FAT32
Met de komst van Windows 95 OSR2 kwam de clustergrootte wat meer op de achtergrond. Dit besturingssysteem kon namelijk ook werken met de opvolger van FAT16: FAT32. Het principe van dit systeem is grotendeels gelijk aan dat van FAT16, maar toch zijn er een aantal verschillen. De belangrijkste twee:
1 ) Kleinere clustergroottes
FAT32 heeft meer bits beschikbaar om het clusternummer in op te slaan.
Er zijn dus meer clusters beschikbaar, waardoor de clusters een stuk kleiner
kunnen zijn dan bij FAT16.
2 ) Ondersteuning van harde schijven tot 2 TB (= 2048 GB)
Mede door de beschikbaarheid van meer clusters is het nu mogelijk veel grotere harde schijven te gebruiken dan FAT16.
FAT32 is dus behalve ruimtebesparend ook nog eens foutbestendiger dan zijn voorganger.
De nadelen
Zoals vaak hebben dingen naast voordelen ook nadelen. Dit geldt ook voor FAT32. Het is bijvoorbeeld niet meer mogelijk om een schijf met het FAT32-bestandssysteem aan te spreken vanuit besturingssystemen die dit nog niet ondersteunen (DOS, Windows 3.x, Windows 95 orig, Windows NT).

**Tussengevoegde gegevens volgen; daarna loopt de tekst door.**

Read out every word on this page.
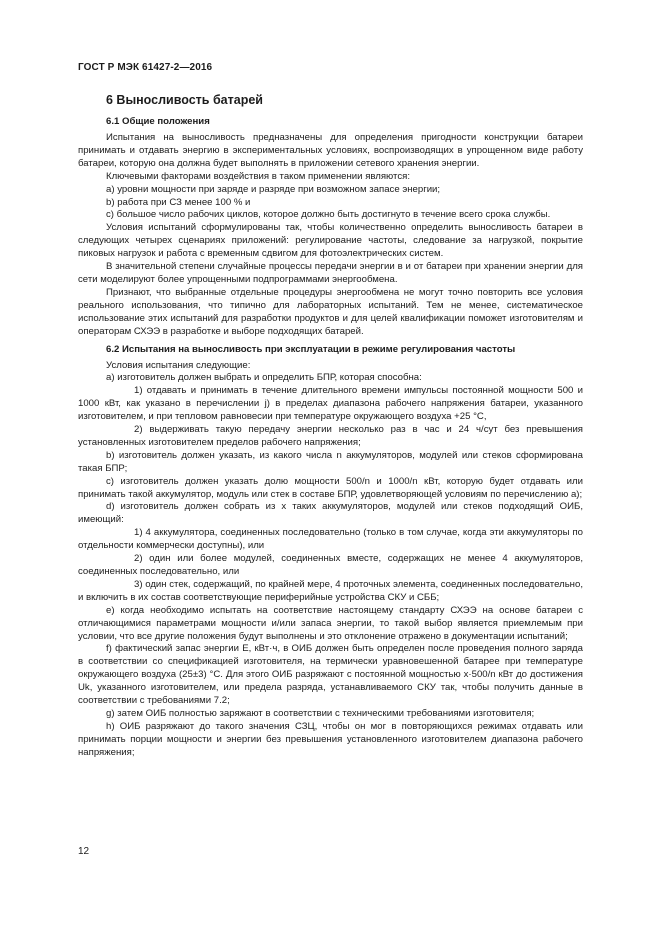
ГОСТ Р МЭК 61427-2—2016
6 Выносливость батарей
6.1 Общие положения

Испытания на выносливость предназначены для определения пригодности конструкции батареи принимать и отдавать энергию в экспериментальных условиях, воспроизводящих в упрощенном виде работу батареи, которую она должна будет выполнять в приложении сетевого хранения энергии.

Ключевыми факторами воздействия в таком применении являются:

а) уровни мощности при заряде и разряде при возможном запасе энергии;

b) работа при СЗ менее 100 % и

с) большое число рабочих циклов, которое должно быть достигнуто в течение всего срока службы.

Условия испытаний сформулированы так, чтобы количественно определить выносливость батареи в следующих четырех сценариях приложений: регулирование частоты, следование за нагрузкой, покрытие пиковых нагрузок и работа с временным сдвигом для фотоэлектрических систем.

В значительной степени случайные процессы передачи энергии в и от батареи при хранении энергии для сети моделируют более упрощенными подпрограммами энергообмена.

Признают, что выбранные отдельные процедуры энергообмена не могут точно повторить все условия реального использования, что типично для лабораторных испытаний. Тем не менее, систематическое использование этих испытаний для разработки продуктов и для целей квалификации поможет изготовителям и операторам СХЭЭ в разработке и выборе подходящих батарей.

6.2 Испытания на выносливость при эксплуатации в режиме регулирования частоты

Условия испытания следующие:

а) изготовитель должен выбрать и определить БПР, которая способна:

1) отдавать и принимать в течение длительного времени импульсы постоянной мощности 500 и 1000 кВт, как указано в перечислении j) в пределах диапазона рабочего напряжения батареи, указанного изготовителем, и при тепловом равновесии при температуре окружающего воздуха +25 °С,

2) выдерживать такую передачу энергии несколько раз в час и 24 ч/сут без превышения установленных изготовителем пределов рабочего напряжения;

b) изготовитель должен указать, из какого числа n аккумуляторов, модулей или стеков сформирована такая БПР;

с) изготовитель должен указать долю мощности 500/n и 1000/n кВт, которую будет отдавать или принимать такой аккумулятор, модуль или стек в составе БПР, удовлетворяющей условиям по перечислению а);

d) изготовитель должен собрать из x таких аккумуляторов, модулей или стеков подходящий ОИБ, имеющий:

1) 4 аккумулятора, соединенных последовательно (только в том случае, когда эти аккумуляторы по отдельности коммерчески доступны), или

2) один или более модулей, соединенных вместе, содержащих не менее 4 аккумуляторов, соединенных последовательно, или

3) один стек, содержащий, по крайней мере, 4 проточных элемента, соединенных последовательно, и включить в их состав соответствующие периферийные устройства СКУ и СББ;

е) когда необходимо испытать на соответствие настоящему стандарту СХЭЭ на основе батареи с отличающимися параметрами мощности и/или запаса энергии, то такой выбор является приемлемым при условии, что все другие положения будут выполнены и это отклонение отражено в документации испытаний;

f) фактический запас энергии E, кВт·ч, в ОИБ должен быть определен после проведения полного заряда в соответствии со спецификацией изготовителя, на термически уравновешенной батарее при температуре окружающего воздуха (25±3) °С. Для этого ОИБ разряжают с постоянной мощностью x·500/n кВт до достижения Uk, указанного изготовителем, или предела разряда, устанавливаемого СКУ так, чтобы получить данные в соответствии с требованиями 7.2;

g) затем ОИБ полностью заряжают в соответствии с техническими требованиями изготовителя;

h) ОИБ разряжают до такого значения СЗЦ, чтобы он мог в повторяющихся режимах отдавать или принимать порции мощности и энергии без превышения установленного изготовителем диапазона рабочего напряжения;

12
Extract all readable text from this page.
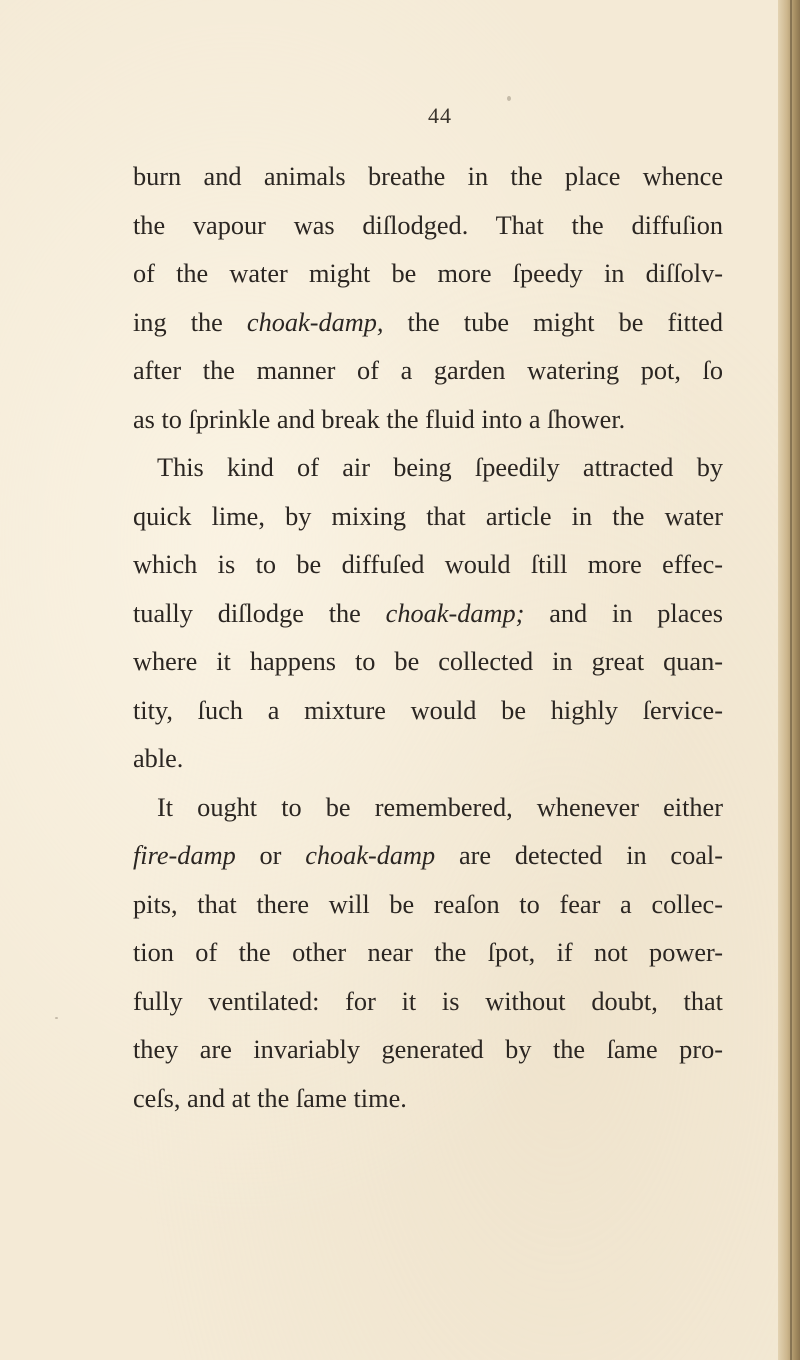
44
burn and animals breathe in the place whence
the vapour was diſlodged. That the diffuſion
of the water might be more ſpeedy in diſſolv-
ing the choak-damp, the tube might be fitted
after the manner of a garden watering pot, ſo
as to ſprinkle and break the fluid into a ſhower.
This kind of air being ſpeedily attracted by
quick lime, by mixing that article in the water
which is to be diffuſed would ſtill more effec-
tually diſlodge the choak-damp; and in places
where it happens to be collected in great quan-
tity, ſuch a mixture would be highly ſervice-
able.
It ought to be remembered, whenever either
fire-damp or choak-damp are detected in coal-
pits, that there will be reaſon to fear a collec-
tion of the other near the ſpot, if not power-
fully ventilated: for it is without doubt, that
they are invariably generated by the ſame pro-
ceſs, and at the ſame time.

Verder is het ook niet meer mogelijk om de FAT32-HD te comprimeren met DriveSpace / DoubleSpace.
Het Andere bestandssysteem.
NTFS
Na FAT is NTFS (New Technology File System) waarschijnlijk het meest gebruikte bestandssysteem. Het hoort bij Windows NT, en wordt vooral door bedrijven gebruikt.
Met de komst van het wat gebruiksvriendelijkere Windows 2000 en Windows XP wordt NTFS nu ook wat meer door particulieren gebruikt.
Het systeem neemt meer ruimte in dat FAT, aangezien het meerdere kopieën van de MFT
(Master File Table) bijhoudt om de kans op verlies van gegevens tot een minimum te beperken. Andere eigenschappen zijn Hot Fixing
(automatisch slechte sectoren detecteren en markeren) en een goede performance bij grote harde schijven.
Als laatste heeft NTFS ook nog eens goede security-opties.
Zo kunnen bepaalde bestanden of directories versleuteld worden zodat mensen waar de data niet
voor bedoeld is er ook niet bij kunnen.